Release Date: November 21, 2018

New Benchmarks

  • CIS Amazon Linux 2 Benchmark v1.0.0

Benchmark Updates

  • CIS Benchmark for Windows Server 2016, v1.1.0

CIS-CAT Pro Updates

  • Assessor-CLI.sh invalid Windows escape characters, preventing immediate run on Linux, have been removed.
  • ARF and OVAL vulnerability XML reports are now UTF-8 encoded to prevent invalid, non-UTF-8 characters from appearing in the report. The presence of these characters, can cause a problem when importing reports into other applications such as CIS-CAT Pro Dashboard.
  • The environment command has been enhanced to handle variables configured over multiple lines.
  • The ability to disable/enable schema validation now functions when configured in the assessor-cli.properties file.
  • The creation of the Linux file item will no longer fail when a file size result is longer than maximum integer size.
  • An update was made to the linux file collection process to account for the "xsi:nil=true" value in the filename element.

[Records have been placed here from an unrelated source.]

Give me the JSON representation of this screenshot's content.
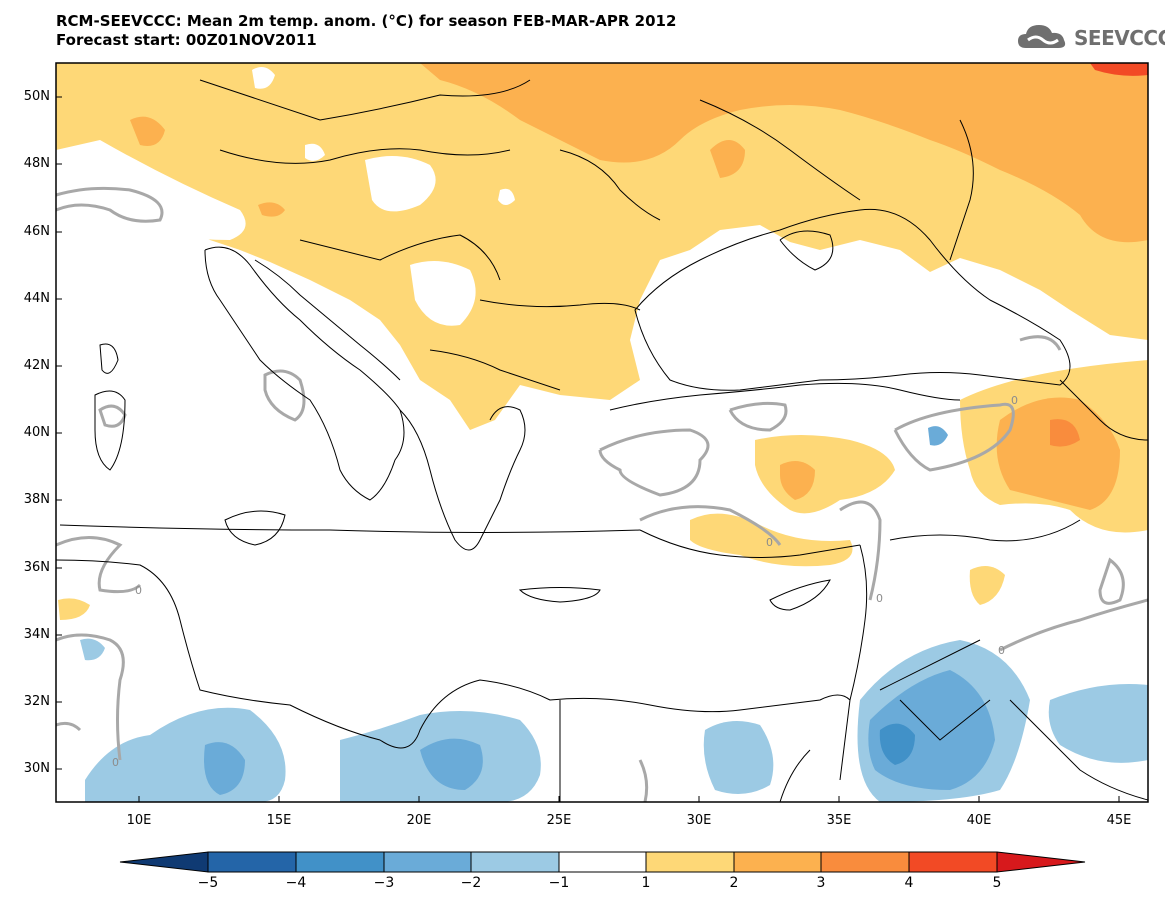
{
  "title": {
    "line1": "RCM-SEEVCCC: Mean 2m temp. anom. (°C) for season FEB-MAR-APR 2012",
    "line2": "Forecast start: 00Z01NOV2011"
  },
  "logo": {
    "text": "SEEVCCC",
    "icon": "cloud-logo-icon"
  },
  "map": {
    "lat_labels": [
      "50N",
      "48N",
      "46N",
      "44N",
      "42N",
      "40N",
      "38N",
      "36N",
      "34N",
      "32N",
      "30N"
    ],
    "lon_labels": [
      "10E",
      "15E",
      "20E",
      "25E",
      "30E",
      "35E",
      "40E",
      "45E"
    ],
    "contour_label": "0",
    "colors": {
      "land_outline": "#000000",
      "zero_contour": "#a8a8a8",
      "warm_1_2": "#fed877",
      "warm_2_3": "#fcb14f",
      "warm_3_4": "#f98c3d",
      "warm_4_5": "#f24a25",
      "cool_1_2": "#9ccae4",
      "cool_2_3": "#6aabd8",
      "cool_3_4": "#4191c8"
    }
  },
  "colorbar": {
    "labels": [
      "−5",
      "−4",
      "−3",
      "−2",
      "−1",
      "1",
      "2",
      "3",
      "4",
      "5"
    ],
    "colors": [
      "#0f3a73",
      "#2465a8",
      "#4191c8",
      "#6aabd8",
      "#9ccae4",
      "#ffffff",
      "#fed877",
      "#fcb14f",
      "#f98c3d",
      "#f24a25",
      "#d7191c"
    ]
  }
}
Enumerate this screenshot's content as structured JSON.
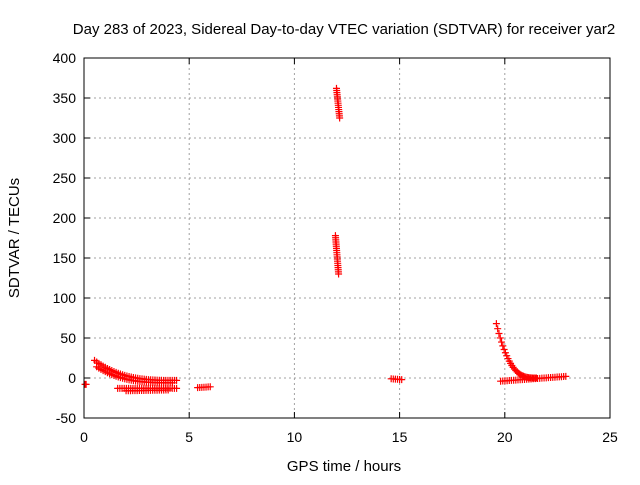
{
  "chart_data": {
    "type": "scatter",
    "title": "Day 283 of 2023, Sidereal Day-to-day VTEC variation (SDTVAR) for receiver yar2",
    "xlabel": "GPS time / hours",
    "ylabel": "SDTVAR / TECUs",
    "xlim": [
      0,
      25
    ],
    "ylim": [
      -50,
      400
    ],
    "xticks": [
      0,
      5,
      10,
      15,
      20,
      25
    ],
    "yticks": [
      -50,
      0,
      50,
      100,
      150,
      200,
      250,
      300,
      350,
      400
    ],
    "grid": true,
    "legend": "none",
    "marker": "+",
    "color": "#ff0000",
    "segments": [
      {
        "name": "start-point",
        "x_start": 0.05,
        "x_end": 0.1,
        "y_start": -8,
        "y_end": -8
      },
      {
        "name": "decay-0.5-4.5h",
        "x_start": 0.5,
        "x_end": 4.4,
        "y_start": 22,
        "y_end": -3
      },
      {
        "name": "decay-0.5-4.5h-lower",
        "x_start": 0.6,
        "x_end": 4.2,
        "y_start": 14,
        "y_end": -6
      },
      {
        "name": "band-1.6-4.4h",
        "x_start": 1.6,
        "x_end": 4.4,
        "y_start": -13,
        "y_end": -13
      },
      {
        "name": "band-2.0-4.0h",
        "x_start": 2.0,
        "x_end": 4.0,
        "y_start": -16,
        "y_end": -15
      },
      {
        "name": "band-5.4-6.0h",
        "x_start": 5.4,
        "x_end": 6.0,
        "y_start": -12,
        "y_end": -11
      },
      {
        "name": "spike-12h-upper",
        "x_start": 12.0,
        "x_end": 12.15,
        "y_start": 362,
        "y_end": 325
      },
      {
        "name": "spike-12h-lower",
        "x_start": 11.95,
        "x_end": 12.1,
        "y_start": 178,
        "y_end": 130
      },
      {
        "name": "band-14.6-15.1h",
        "x_start": 14.6,
        "x_end": 15.1,
        "y_start": -1,
        "y_end": -2
      },
      {
        "name": "rise-19.6-21.5h",
        "x_start": 19.6,
        "x_end": 21.5,
        "y_start": 68,
        "y_end": 0
      },
      {
        "name": "band-19.8-22.9h",
        "x_start": 19.8,
        "x_end": 22.9,
        "y_start": -4,
        "y_end": 2
      }
    ]
  }
}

CIS-CAT Pro Assessor, v4.0.0

Release Date: October 26, 2018

This is the initial release of CIS-CAT Pro Assessor v4 (CCPA), a command-line user interface enabling configuration and vulnerability assessment of endpoints.

Assessor Updates

  • Assessment of the system from which the Assessor is invoked. This functionality mimics the host-based assessments from CIS-CAT v3.
  • Assessment of remote Windows endpoints using WinRM and an "ephemeral" agent.
  • Assessment of remote Unix/Linux endpoints using an SSH-based connection.
  • Assessment of Cisco IOS network devices using an SSH-based connection.
  • Support for the assessment of Security Content Automation Protocol (SCAP) 1.2 data-stream collections.
  • Support for the assessment of XCCDF 1.2-based content.
  • Support for the assessment of OVAL Definitions files, such as inventory and vulnerability definitions.
  • Support for multiple report formats, such as the Asset Reporting Format and OVAL Results with System Characteristics in XML format, as well as HTML, CSV, or plain-text formats.
  • Support for the upload of assessment results to CIS-CAT Pro Dashboard.